TB role in HIV disease gaining clarification
TB role in HIV disease gaining clarification
Importance of preventive therapy underscored
Several new studies on the impact of TB on HIV-positive patients help clarify the cause of rapid acceleration of the virus and underscore the importance of preventive TB therapy.
French researchers, studying 620 AIDS patients, found that length of survival was significantly shorter in 120 patients also infected with TB. The difference in survival was found despite the fact that TB did not appear to reduce CD4 count or increase the occurrence of opportunistic infection, according to an article published in the latest issue of the American Journal of Epidemiology.
The decline in survival was so strong that the authors state that TB may be a marker of advanced HIV, and "is a strong predictor of mortality, particularly in patients with CD4 counts of fewer than 200 cells. These findings provide an additional argument for greater use of tuberculosis preventive therapy in HIV-infected patients."
Half of NYC patients lost to follow-up
While TB preventive therapy has become more widespread in high-risk cities, a study presented by researchers from the Centers for Disease Control and Prevention at the Fourth Conference on Retroviruses and Opportunistic Infections in Washington, DC, found that completion rates in New York City were often compromised because nearly half of patients were lost to follow-up care. The researchers called for better strategies to ensure coordination of care and completion of preventive therapy.1
For several years now, researchers have known that tuberculosis increases replication of HIV. A new study, also presented at the conference, has gone a step further and shown that the activation of HIV is associated with high levels of pro-inflammatory cytokines, such as interleukin-10, tumor necrosis-alpha, and interleukin-6. Finding ways to suppress these cytokines may be useful in treating co-infected patients, they say.
"The delicate balance between pro-inflammatory and anti-inflammatory cytokines plays a major role in HIV replication induced by a common pathogen such as TB," says Anthony Fauci, MD, director of the National Institute of Allergy and Infectious Diseases in Bethesda, MD.
Suppressive cytokines block TB-induced HIV
NIAID researchers, lead by Delia Goletti, MD, PhD, a former NIAID researcher now working in Italy, found that when you add suppressive cytokines interleukin-10 and transforming growth factor-beta TB-induced increase in HIV replication can be blocked.

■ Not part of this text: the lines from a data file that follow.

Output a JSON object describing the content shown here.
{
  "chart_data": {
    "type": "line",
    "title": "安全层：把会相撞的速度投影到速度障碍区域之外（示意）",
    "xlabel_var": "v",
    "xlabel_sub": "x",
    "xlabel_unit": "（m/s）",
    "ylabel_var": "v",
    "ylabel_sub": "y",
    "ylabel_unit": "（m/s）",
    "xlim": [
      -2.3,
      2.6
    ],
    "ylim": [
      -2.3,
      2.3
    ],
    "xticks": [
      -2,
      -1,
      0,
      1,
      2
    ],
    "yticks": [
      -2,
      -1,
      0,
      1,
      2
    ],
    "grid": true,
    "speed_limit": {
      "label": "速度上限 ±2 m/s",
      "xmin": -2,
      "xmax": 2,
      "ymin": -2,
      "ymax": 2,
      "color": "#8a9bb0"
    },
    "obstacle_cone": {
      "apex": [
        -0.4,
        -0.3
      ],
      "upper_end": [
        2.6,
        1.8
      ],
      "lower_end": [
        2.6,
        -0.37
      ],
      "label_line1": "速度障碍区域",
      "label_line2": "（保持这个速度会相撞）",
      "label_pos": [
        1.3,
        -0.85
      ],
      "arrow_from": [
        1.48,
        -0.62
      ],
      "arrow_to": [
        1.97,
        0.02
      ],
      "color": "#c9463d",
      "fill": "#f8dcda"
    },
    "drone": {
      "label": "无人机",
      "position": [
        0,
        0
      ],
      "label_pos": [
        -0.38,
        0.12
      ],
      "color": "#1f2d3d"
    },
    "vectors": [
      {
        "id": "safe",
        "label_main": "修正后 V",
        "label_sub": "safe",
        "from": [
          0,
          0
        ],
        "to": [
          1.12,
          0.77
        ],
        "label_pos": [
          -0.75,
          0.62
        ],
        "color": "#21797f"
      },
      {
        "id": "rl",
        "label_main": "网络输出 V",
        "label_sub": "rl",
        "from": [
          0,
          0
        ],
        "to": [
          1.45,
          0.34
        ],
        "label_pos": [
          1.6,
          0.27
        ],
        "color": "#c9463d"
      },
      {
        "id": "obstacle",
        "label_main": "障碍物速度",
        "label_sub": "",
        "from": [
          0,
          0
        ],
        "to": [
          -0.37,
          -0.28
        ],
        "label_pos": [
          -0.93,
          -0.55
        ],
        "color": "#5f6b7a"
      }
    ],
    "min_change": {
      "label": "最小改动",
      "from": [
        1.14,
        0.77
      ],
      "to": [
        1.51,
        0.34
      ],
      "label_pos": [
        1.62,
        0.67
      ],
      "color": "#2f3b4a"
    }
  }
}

These cytokines appear to inhibit the virus by blocking the activity of pro-inflammatory cytokines and by diminishing the proliferation and activation of HIV-infected cells.2
"Earlier, Goletti showed that for HIV-positive people who had TB, their viral load went up 20-fold during active TB," says Drew Weissman, MD, MPH, a senior fellow at NIAID. "Now we are trying to understand what regulates the virus. It appears that during TB disease cytokines are released, and if you can inhibit them, you can regulate viral replication."
How cytokines can be regulated in vivo is the next step in the research, he says. One potential blocker of proinflammatory cytokines is thalidomide, but so far the drug has not been shown to be effective, Weissman says.
References
1. Sackoff J, Torian L, Vavagiakis P, et al. TB preventive therapy in HIV-infected persons. Presented at the Fourth Conference on Retroviruses and Opportunistic Infections. Abstract # 648. Washington, DC; 1997.
2. Goletti D, et al. Exogenous and endogenous anti-inflammatory cytokines IL-10 and TGF-beta inhibit tuberculosis-induced HIV replication in CD8-depleted peripheral blood mononuclear cells from HIV-infected individuals. Presented at the Fourth National Conference on Retroviruses and Opportunistic Infections. Abstract # 121. Washington, DC; 1997.